Proprio dal comportamento del padre misericordioso, il vescovo Gianpiero ha tratto alcuni suggerimenti utili per i docenti, ma anche per gli educatori, i catechisti e i genitori, e ha concluso: «Dal punto di vista educativo, questa è una bellissima scommessa: aiutare i ragazzi a scoprire la loro dignità di figli, a scoprire il fatto che siamo oggetto di un Amore straordinario, che vuole farci crescere liberi e amati. Questo è un compito educativo straordinario! Sappiamo che c’è una crisi enorme della genitorialità e che i ragazzi affrontano nella vita quotidiana molti problemi. Questo vi rende educativamente sovraccarichi: da una parte avete il compito di rendere credibile un insegnamento molto importante, dall’altra parte siete l’anello in molti casi considerato più abbordabile all’interno del Collegio dei docenti e questo vi rende particolarmente credibili agli occhi dei ragazzi. È un lavoro faticosissimo, ma – lasciatemelo dire – anche una sfida bellissima! Questa generazione di ragazzi, infatti, non sente significativa la Messa, l’incontro con l’Eucaristia, ma non è chiusa a Dio o alla spiritualità, semplicemente la trova in altri contesti. Noi siamo capaci di donare prodigalità, un di più di ascolto e di pazienza? Diamo ai ragazzi i mezzi per capire chi sono veramente?».

Con questi interrogativi aperti, il vescovo Gianpiero ha lasciato spazio al dibattito tra i docenti, i quali hanno preso la parola e si sono confrontati. Numerosi sono stati gli spunti emersi.
Primo fra tutti il la presenza di sacche di disagio non solo tra gli studenti adolescenti, ma anche tra gli alunni della Scuola Primaria e della Scuola Secondaria di Primo Grado. Le varie problematiche sono in genere legate a situazioni di difficoltà familiari che rendono i bambini più fragili ed ansiosi. In secondo luogo i docenti presenti hanno anche evidenziato la necessità di formarsi, soprattutto nell’ambito della comunicazione, per rimanere al passo con una società che cambia velocemente e con una componente studentesca che pone sfide sempre nuove.
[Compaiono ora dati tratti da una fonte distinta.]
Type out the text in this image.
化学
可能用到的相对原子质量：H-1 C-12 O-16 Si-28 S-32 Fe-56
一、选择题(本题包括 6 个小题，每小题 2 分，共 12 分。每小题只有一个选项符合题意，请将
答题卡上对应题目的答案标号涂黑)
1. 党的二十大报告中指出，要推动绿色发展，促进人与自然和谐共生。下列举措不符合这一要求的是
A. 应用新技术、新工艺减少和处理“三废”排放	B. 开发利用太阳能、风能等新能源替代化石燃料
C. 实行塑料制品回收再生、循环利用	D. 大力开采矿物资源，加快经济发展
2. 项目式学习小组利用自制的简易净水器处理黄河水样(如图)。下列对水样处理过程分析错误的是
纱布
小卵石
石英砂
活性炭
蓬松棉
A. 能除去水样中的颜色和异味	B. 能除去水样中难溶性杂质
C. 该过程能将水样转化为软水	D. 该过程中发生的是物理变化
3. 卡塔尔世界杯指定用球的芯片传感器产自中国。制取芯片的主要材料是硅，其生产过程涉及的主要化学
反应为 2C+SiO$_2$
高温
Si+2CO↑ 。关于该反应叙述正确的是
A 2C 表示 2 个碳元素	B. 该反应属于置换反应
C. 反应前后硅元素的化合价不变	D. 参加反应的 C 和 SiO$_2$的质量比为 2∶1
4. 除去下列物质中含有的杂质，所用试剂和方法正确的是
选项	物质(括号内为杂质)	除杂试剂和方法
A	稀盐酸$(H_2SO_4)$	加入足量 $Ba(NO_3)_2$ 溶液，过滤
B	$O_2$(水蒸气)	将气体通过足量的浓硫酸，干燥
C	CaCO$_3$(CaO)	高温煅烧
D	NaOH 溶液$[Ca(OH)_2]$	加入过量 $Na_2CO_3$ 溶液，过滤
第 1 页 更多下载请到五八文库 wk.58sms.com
Come ultimo spunto di riflessione tutti hanno concordato anche sull’importanza di creare relazioni all’insegna della concordia, della collaborazione e della condivisione con gli altri colleghi docenti.

Al termine del dibattito la prof.ssa Mozzoni, a nome di tutti i docenti, ha donato a mons. Palmieri un piccolo dono, una penna, con l’augurio di scrivere insieme una bella pagina della storia della nostra Diocesi. L’intenso pomeriggio si è poi chiuso con la promessa di un prossimo incontro e con la proposta del vescovo Palmieri di partecipare ad un convegno che si terrà l’8, il 9 e il 10 Novembre 2024 a Loreto e che registrerà la partecipazione come relatrice di Paola Bignardi, pedagogista e pubblicista, già presidente nazionale dell’Azione Cattolica Italiana e coordinatrice dell’Osservatorio Giovani dell’Istituto Giuseppe Toniolo di Studi Superiori. L’occasione sarà un momento formativo e di condivisione molto importante che il vescovo Gianpiero consiglia caldamente.